Megan’s Guest Review – Charlie St. Cloud

Our friend Megan reviews the latest Zac Efron flick:
Charlie St. Cloud (Zac Efron) is spending his last summer in Massachusetts before heading off to Stanford on a full sailing scholarship (really?), and vows to play catch with his little brother, Sam, every day before he leaves. Only, POW – they’re hit by a Mack Truck and Sam DIES. Zac dies too, but Ray Liotta uses his St. Jude medal to bring him back to life because he doesn’t believe in lost causes. Unless they’re Zac’s brother, Sam, in which case he totally believes in lost causes.
FIVE YEARS LATER.
Fade up on five years later and no one has aged at all. Zac has put his education on hold (totally never going to Stanford) in order to take a full time position as grounds-keeper of the local cemetery. SEXY! This job allows him plenty of time to converse with the ghosts that he’s been seeing ever since his accident. Including, of course, Sam, with whom he plays catch every night when the cannon fires (like we’ve reverted to 1867, and we don’t have clocks or watches or cell-phones with alarms).
Enter Tess, who ascended the sailing throne that Zac left behind when he became a Ghost Whisperer, and is planning a solo trip around the world. The best way to practice for such a voyage? Sail headlong into a hurricane by yourself, without telling anyone what you’re doing. The next morning she wakes up on her father’s grave with a nasty gash on her head. Zac takes her back to his place and cleans her up. Then they totally do it in the graveyard! It’s sort of sexy, but also not sexy because it’s entirely in silhouette and shot from the shoulders up. What is this, ABC Family? Show us some man-skin!
Zac wakes up alone in the graveyard, and finds out Tess has been missing for three days, so that wasn’t her he had sex with, it was a ghost! SEXY! Er, I mean, CREEPY! Zac is sad for like a minute, but then comes to the conclusion that she isn’t ACTUALLY dead, she’s just sort of dead. So he steals a boat and goes looking for her, but it takes a really long time, which means Zac isn’t back in time to play catch with Sam. Sam is pretty sad, and obviously doesn’t realize that he’s a GHOST and therefore could just zap himself into Zac’s boat and hang out with him all he wants. Instead, he walks toward the light, and goes to heaven! Yay!
Meanwhile, out on the ocean, Zac sees the shooting star and realizes that it’s Sam’s spirit going up to heaven AND showing him the location of Tess’s wreck. Zac finds Tess in a desperate state of hypothermia, and promptly strips her down to share his body heat with her. And that’s… not that sexy. They lie like that for a really long time.

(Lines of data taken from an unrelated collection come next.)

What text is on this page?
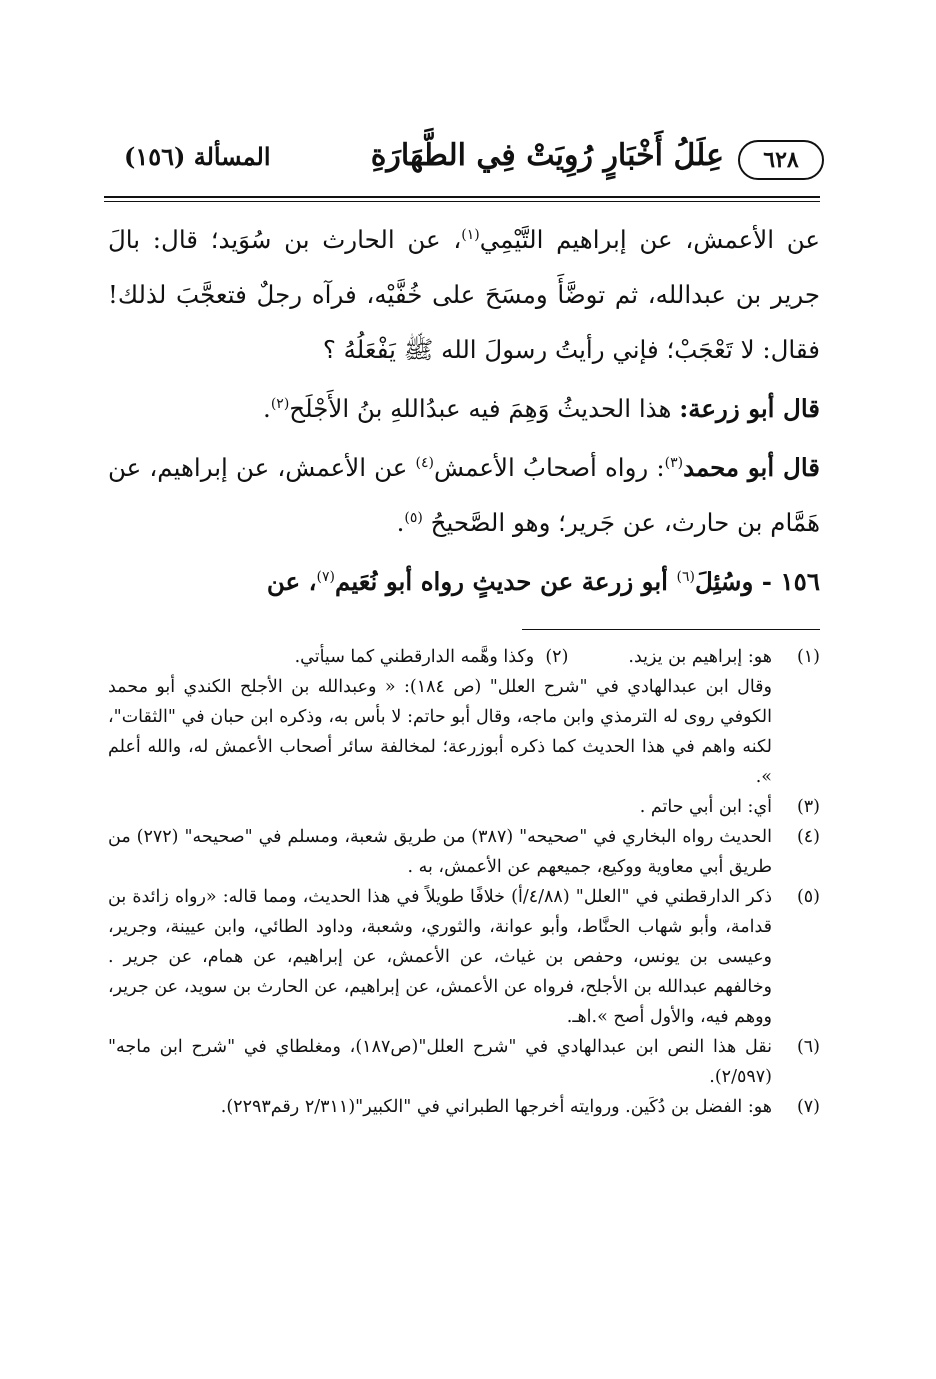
٦٢٨
عِلَلُ أَخْبَارٍ رُوِيَتْ فِي الطَّهَارَةِ
المسألة (١٥٦)

عن الأعمش، عن إبراهيم التَّيْمِي$^{(١)}$، عن الحارث بن سُوَيد؛ قال: بالَ جرير بن عبدالله، ثم توضَّأَ ومسَحَ على خُفَّيْه، فرآه رجلٌ فتعجَّبَ لذلك! فقال: لا تَعْجَبْ؛ فإني رأيتُ رسولَ الله ﷺ يَفْعَلُهُ ؟

قال أبو زرعة: هذا الحديثُ وَهِمَ فيه عبدُاللهِ بنُ الأَجْلَح$^{(٢)}$.

قال أبو محمد$^{(٣)}$: رواه أصحابُ الأعمش$^{(٤)}$ عن الأعمش، عن إبراهيم، عن هَمَّام بن حارث، عن جَرير؛ وهو الصَّحيحُ $^{(٥)}$.

١٥٦ - وسُئِلَ$^{(٦)}$ أبو زرعة عن حديثٍ رواه أبو نُعَيم$^{(٧)}$، عن

(١)

هو: إبراهيم بن يزيد.(٢)  وكذا وهَّمه الدارقطني كما سيأتي.

وقال ابن عبدالهادي في "شرح العلل" (ص ١٨٤): « وعبدالله بن الأجلح الكندي أبو محمد الكوفي روى له الترمذي وابن ماجه، وقال أبو حاتم: لا بأس به، وذكره ابن حبان في "الثقات"، لكنه واهم في هذا الحديث كما ذكره أبوزرعة؛ لمخالفة سائر أصحاب الأعمش له، والله أعلم ».

(٣)
أي: ابن أبي حاتم .
(٤)
الحديث رواه البخاري في "صحيحه" (٣٨٧) من طريق شعبة، ومسلم في "صحيحه" (٢٧٢) من طريق أبي معاوية ووكيع، جميعهم عن الأعمش، به .
(٥)
ذكر الدارقطني في "العلل" (٤/٨٨/أ) خلافًا طويلاً في هذا الحديث، ومما قاله: «رواه زائدة بن قدامة، وأبو شهاب الحنَّاط، وأبو عوانة، والثوري، وشعبة، وداود الطائي، وابن عيينة، وجرير، وعيسى بن يونس، وحفص بن غياث، عن الأعمش، عن إبراهيم، عن همام، عن جرير . وخالفهم عبدالله بن الأجلح، فرواه عن الأعمش، عن إبراهيم، عن الحارث بن سويد، عن جرير، ووهم فيه، والأول أصح ».اهـ.
(٦)
نقل هذا النص ابن عبدالهادي في "شرح العلل"(ص١٨٧)، ومغلطاي في "شرح ابن ماجه"(٢/٥٩٧).
(٧)
هو: الفضل بن دُكَين. وروايته أخرجها الطبراني في "الكبير"(٢/٣١١ رقم٢٢٩٣).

Next thing you know, everyone is fine, and Tess can’t understand why she keeps having sexy dreams about Zac Efron (join the club). He tells her it’s because they totally had sex while she was dead, and she’s pretty okay with that, so they plan a trip around the world together, and sail off into the sunset in their snowy white sailing outfits. THE END.
In summation: Not enough shirtless Zac Efron. I give it two flares and a St. Jude medal for this lost cause.